Tringham had long sought entry to the archives of the family — meaning the centuried d’Urbervilles, of course, not the jumped-up Stokes. The dinner invitation had persuaded him such was now within his grasp. Well past the age when any self-respecting Eskimo would have packed himself off on an ice floe, his enthusiasms — and his mouth — were unstilled. To be so close to a cherished objective pricked his bump of excitability, and he expostulated about every item in the room.
Of all things, Tringham started on about the paintings.
Over the fireplace was a full-length portrait of Simon Stoke-d’Urberville. In a case of ‘never mind the picture, look at the frame’, an oblong of gilt curly flourishes and oak leaves surrounded the moneylender. The Shylock’s hand rested on a stack of ledgers. The fizzog was bland — the sort you forget while you’re looking at it — but the artist had worked on that long-fingered hand, giving the impression its usual placement was in someone else’s pocket. To Simon’s right, in an equally pretentious, equally twisted frame was a veiled young crone, posed in a bower. Birds perched on her head and arms as if she were a Christmas tree, chickens mixed in with robins and sparrows. This was the widow who’d lingered long abed upstairs before leaving the accumulated boodle to her remittance-man nephew. Being blind, she couldn’t have known how hideous her picture was; being rich, I doubt she was troubled by anyone telling her.
Tringham called our attention to the third in the trinity above the mantel. The matching frame should have been inhabited by murdered Alexander, beloved sprog of Mr and Mrs Stoke-Parvenu. Instead, a red-bearded brute in armour skulked in the woods, a big red mastiff curled about his metal boots.

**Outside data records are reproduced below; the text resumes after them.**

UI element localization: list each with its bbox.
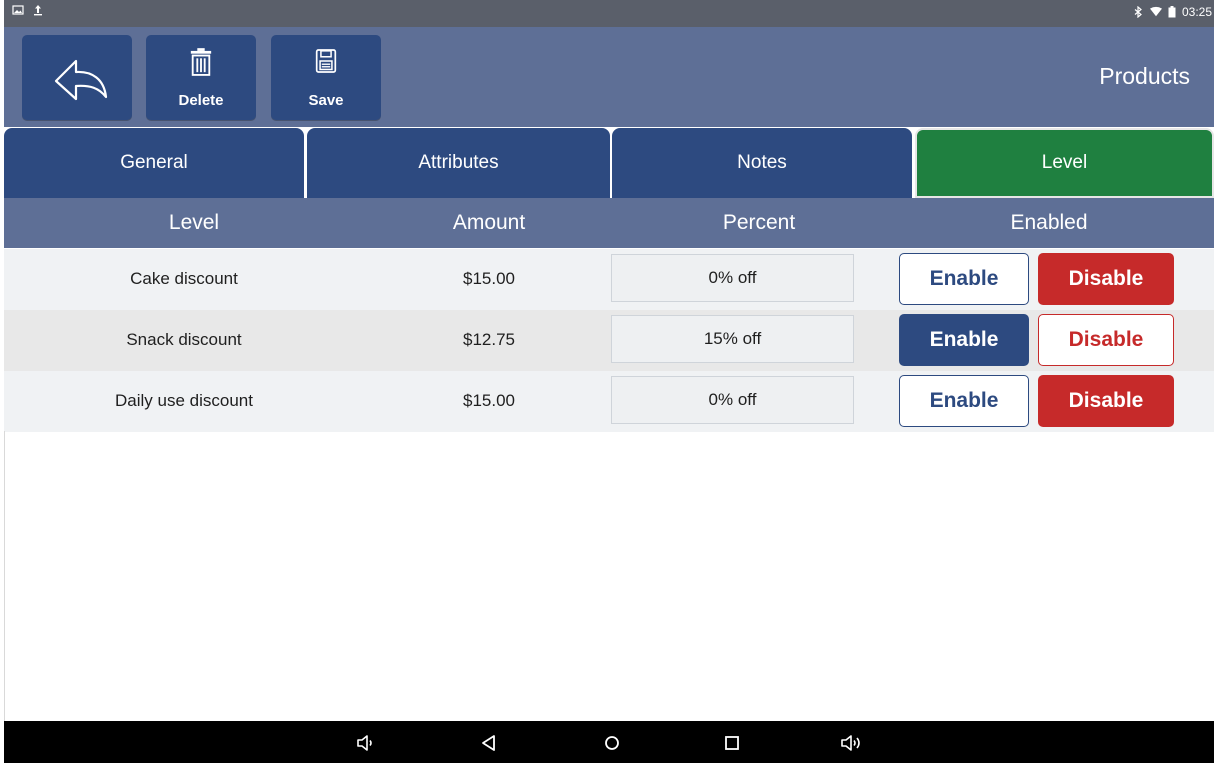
tab-attributes[interactable]: Attributes — [307, 128, 610, 198]
header-enabled: Enabled — [1010, 211, 1088, 234]
status-left — [12, 4, 44, 16]
recents-icon[interactable] — [722, 733, 742, 753]
level-name: Daily use discount — [115, 391, 253, 410]
delete-label: Delete — [178, 92, 224, 109]
volume-up-icon[interactable] — [840, 733, 866, 753]
volume-down-icon[interactable] — [356, 733, 376, 753]
enable-button[interactable]: Enable — [899, 253, 1029, 305]
image-icon — [12, 5, 24, 15]
disable-button[interactable]: Disable — [1038, 375, 1174, 427]
save-button[interactable]: Save — [271, 35, 381, 120]
back-arrow-icon — [54, 59, 108, 101]
table-row: Snack discount $12.75 15% off Enable Dis… — [4, 310, 1214, 371]
save-label: Save — [308, 92, 344, 109]
percent-field[interactable]: 0% off — [611, 376, 854, 424]
level-name: Cake discount — [130, 269, 238, 288]
status-right: 03:25 — [1132, 5, 1212, 19]
delete-button[interactable]: Delete — [146, 35, 256, 120]
percent-field[interactable]: 0% off — [611, 254, 854, 302]
tab-level[interactable]: Level — [915, 128, 1214, 198]
header-percent: Percent — [722, 211, 796, 234]
amount-value: $15.00 — [463, 391, 515, 410]
save-icon — [271, 47, 381, 81]
enable-button[interactable]: Enable — [899, 375, 1029, 427]
disable-button[interactable]: Disable — [1038, 314, 1174, 366]
amount-value: $15.00 — [463, 269, 515, 288]
wifi-icon — [1149, 6, 1162, 17]
table-row: Cake discount $15.00 0% off Enable Disab… — [4, 249, 1214, 310]
table-header: Level Amount Percent Enabled — [4, 198, 1214, 248]
percent-field[interactable]: 15% off — [611, 315, 854, 363]
back-button[interactable] — [22, 35, 132, 120]
tab-bar: General Attributes Notes Level — [4, 128, 1214, 198]
status-bar: 03:25 — [0, 0, 1214, 27]
header-level: Level — [168, 211, 220, 234]
back-icon[interactable] — [479, 733, 499, 753]
tab-notes[interactable]: Notes — [612, 128, 912, 198]
tab-general[interactable]: General — [4, 128, 304, 198]
header-amount: Amount — [452, 211, 526, 234]
table-row: Daily use discount $15.00 0% off Enable … — [4, 371, 1214, 432]
clock: 03:25 — [1181, 5, 1212, 19]
disable-button[interactable]: Disable — [1038, 253, 1174, 305]
navigation-bar — [4, 721, 1214, 763]
enable-button[interactable]: Enable — [899, 314, 1029, 366]
amount-value: $12.75 — [463, 330, 515, 349]
bluetooth-icon — [1134, 6, 1142, 18]
toolbar: Delete Save Products — [4, 27, 1214, 127]
page-title: Products — [1099, 63, 1190, 89]
upload-icon — [34, 5, 42, 16]
content-divider — [4, 431, 5, 721]
level-name: Snack discount — [126, 330, 242, 349]
battery-icon — [1168, 6, 1176, 18]
trash-icon — [146, 47, 256, 81]
home-icon[interactable] — [602, 733, 622, 753]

The painting was old, dark and curling at the edges.
‘Pagan Plantagenet d’Urberville,’ the parson said. ‘Circa 1660. Costumed as the original Sir Pagan. Born Percy d’Urberville, he took the names of his ancestors, provable and fancied. He believed secret marriages intermingled the blood of the d’Urbervilles with the line of the rightful kings of England. When the Interregnum ended, Pagan Plantagenet nominated himself as a truer heir to the throne than Charles. Few supported him. Lord Rochester ridiculed him as “Percy the Pretender”. He spent a fortune on forged documents, muddying the waters of d’Urberville scholarship for centuries to come. It’s a frightful bother when a scrap of Norman parchment might be a Restoration fake.’